The August launch of AMD's top-of-the-line Ryzen Threadripper CPUs should act as another growth driver. Intel is countering with its new Core i9 desktop line, but the most powerful Core i9 chips aren't due until October. AMD is also set to launch notebook chips that pair a Ryzen CPU with a Vega GPU in time for the holiday season; no launch date has been given yet. Around the same time, Intel will be launching CPUs based on its next-gen Coffee Lake architecture.

Together, Ryzen and Polaris demand led sales for AMD's Computer and Graphics segment (PC CPUs + GPUs) to rise 51% to $659 million, with the unit swinging to a $7 million operating profit (its first profit in three years) from an $81 million loss.

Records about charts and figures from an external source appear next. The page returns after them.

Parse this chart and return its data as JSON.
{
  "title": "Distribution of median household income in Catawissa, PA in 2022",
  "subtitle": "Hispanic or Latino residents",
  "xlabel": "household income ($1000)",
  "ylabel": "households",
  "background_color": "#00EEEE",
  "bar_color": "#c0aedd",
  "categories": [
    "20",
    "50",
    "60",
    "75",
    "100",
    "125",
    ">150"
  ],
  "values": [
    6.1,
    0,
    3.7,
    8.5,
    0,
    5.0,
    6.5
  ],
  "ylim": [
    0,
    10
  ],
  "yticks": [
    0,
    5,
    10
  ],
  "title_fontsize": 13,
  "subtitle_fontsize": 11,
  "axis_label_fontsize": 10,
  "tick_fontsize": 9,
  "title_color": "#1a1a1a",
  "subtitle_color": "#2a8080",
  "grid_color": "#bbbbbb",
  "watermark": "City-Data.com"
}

That more than offset a 5% drop in Enterprise, Embedded and Semi-Custom revenue to $563 million on account of lower console-related sales; the segment's operating profit fell by 50% to $42, partly due to high server CPU R&D spend.

The customer receptions for Vega, Ryzen Mobile and AMD's just-launched Epyc server CPUs will do much to determine whether AMD can top its revised full-year guidance. And there are certainly question marks surrounding each product line.

Vega has to contend with the giant lead that Nvidia, backed by a huge GPU R&D budget, has amassed in the high-end gaming GPU market, and in time an anticipated Volta launch. Ryzen Mobile will not only have to deliver good price/performance relative to rival Intel chips, but also competitive battery life (a long-time priority for Intel's notebook efforts). And Epyc will have to deal with Intel's extensive new Xeon Scalable CPU line, as well as the advantages Intel maintains in areas such as complementary products, software ecosystem and brand/reputation, all of which matter to enterprises.

But there are also reasons to be cautiously optimistic, given AMD should have room to undercut Nvidia and Intel product lines that have held monopoly-like positions (and seen the related pricing benefits). There are also some other selling points: For example, Ryzen Mobile's integrated GPUs are likely to outperform Intel's integrated GPUs, and Epyc comes with good raw specs and supports features on single-CPU servers that Intel has traditionally reserved for multi-CPU servers.

And given its relative size, AMD doesn't need these products to challenge Nvidia and Intel's leadership positions in the markets they target. It simply needs them to be competitive enough to take meaningful share with the help of aggressive pricing.

The company's latest numbers, and what they signal about products launched this winter and spring, suggest it's already having more success at producing those kinds of share gains than it has in years.